Ahmed Daniyal

Personal information
- Born: 3 July 1997 (age 28) Lahore, Punjab, Pakistan
- Batting: Right-handed
- Bowling: Right-arm medium-fast
- Role: Bowler

International information
- National side: Pakistan;
- T20I debut (cap 123): 22 July 2025 v Bangladesh
- Last T20I: 24 July 2025 v Bangladesh

Domestic team information
- 2021: Lahore Qalandars
- 2022: Melbourne Stars (squad no. 3)
- 2022: Central Punjab cricket team
- 2023–present: Lahore Whites (squad no. 93)
- 2025: Peshawar Zalmi
- 2026: Sialkot Stallionz
- 2026: Quetta Gladiators

Career statistics
| Competition | FC | T20 |
| Matches | 3 | 20 |
| Runs scored | 1 | 20 |
| Batting average | 1.00 | 5.00 |
| 100s/50s | 0/0 | 0/0 |
| Top score | 1 | 6* |
| Balls bowled | 414 | 426 |
| Wickets | 10 | 19 |
| Bowling average | 24.10 | 34.63 |
| 5 wickets in innings | 0 | 0 |
| 10 wickets in match | 0 | 0 |
| Best bowling | 3/33 | 4/28 |
| Catches/stumpings | 1/– | 1/– |
- Source: Cricinfo, 8 September 2022

= Ahmed Daniyal =

Pakistani cricketer (born 1997)

Ahmed Daniyal (born 3 July 1997) is a Pakistani cricketer.

== Domestic and franchise career ==
He made his Twenty20 debut on 21 February 2021, for Lahore Qalandars in the 2021 Pakistan Super League.
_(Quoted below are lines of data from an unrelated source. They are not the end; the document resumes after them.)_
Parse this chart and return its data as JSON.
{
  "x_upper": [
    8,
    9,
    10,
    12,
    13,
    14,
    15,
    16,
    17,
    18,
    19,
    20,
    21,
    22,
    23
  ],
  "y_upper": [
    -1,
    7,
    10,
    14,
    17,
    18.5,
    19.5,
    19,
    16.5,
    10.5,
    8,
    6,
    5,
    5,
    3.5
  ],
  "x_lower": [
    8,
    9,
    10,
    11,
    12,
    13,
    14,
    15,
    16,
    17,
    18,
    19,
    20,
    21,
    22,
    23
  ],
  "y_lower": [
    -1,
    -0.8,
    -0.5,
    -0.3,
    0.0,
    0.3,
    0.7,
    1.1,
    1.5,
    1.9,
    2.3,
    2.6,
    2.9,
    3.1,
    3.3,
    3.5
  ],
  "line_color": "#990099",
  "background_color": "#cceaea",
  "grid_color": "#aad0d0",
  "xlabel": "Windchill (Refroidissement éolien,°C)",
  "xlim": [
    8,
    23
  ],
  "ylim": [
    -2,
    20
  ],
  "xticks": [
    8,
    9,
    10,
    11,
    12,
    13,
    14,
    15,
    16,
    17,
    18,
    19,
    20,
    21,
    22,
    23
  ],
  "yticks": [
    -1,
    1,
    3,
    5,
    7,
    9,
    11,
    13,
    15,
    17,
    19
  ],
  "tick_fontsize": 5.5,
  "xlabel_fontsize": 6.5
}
He was part of the Lahore Qalandars' Players Development Program.

== International career ==
In his international debut during the second T20I in Bangladesh in July 2025, Daniyal made an immediate impact by bowling four overs for 23 runs and claiming two wickets. Most notably, he clocked a velocity of 146 km/h in his first over, prompting comparisons with Pakistan’s legendary speedster Shoaib Akhtar.

In November 2025, in the final of the Asia Cup Rising Stars between Pakistan Shaheens and Bangladesh A, Daniyal delivered a standout bowling performance. With precise and disciplined seam bowling, he claimed a match-winning haul (figures of 2/11 with an economy rate of 2.75) that stifled Bangladesh A’s chase and turned the momentum decisively in Pakistan’s favour. He later bowled the Super Over, conceding only 6 runs (including 5 wides) and taking both wickets, thus setting a low target of 7 for the Shaheens. For his contribution he was declared Player of the Match.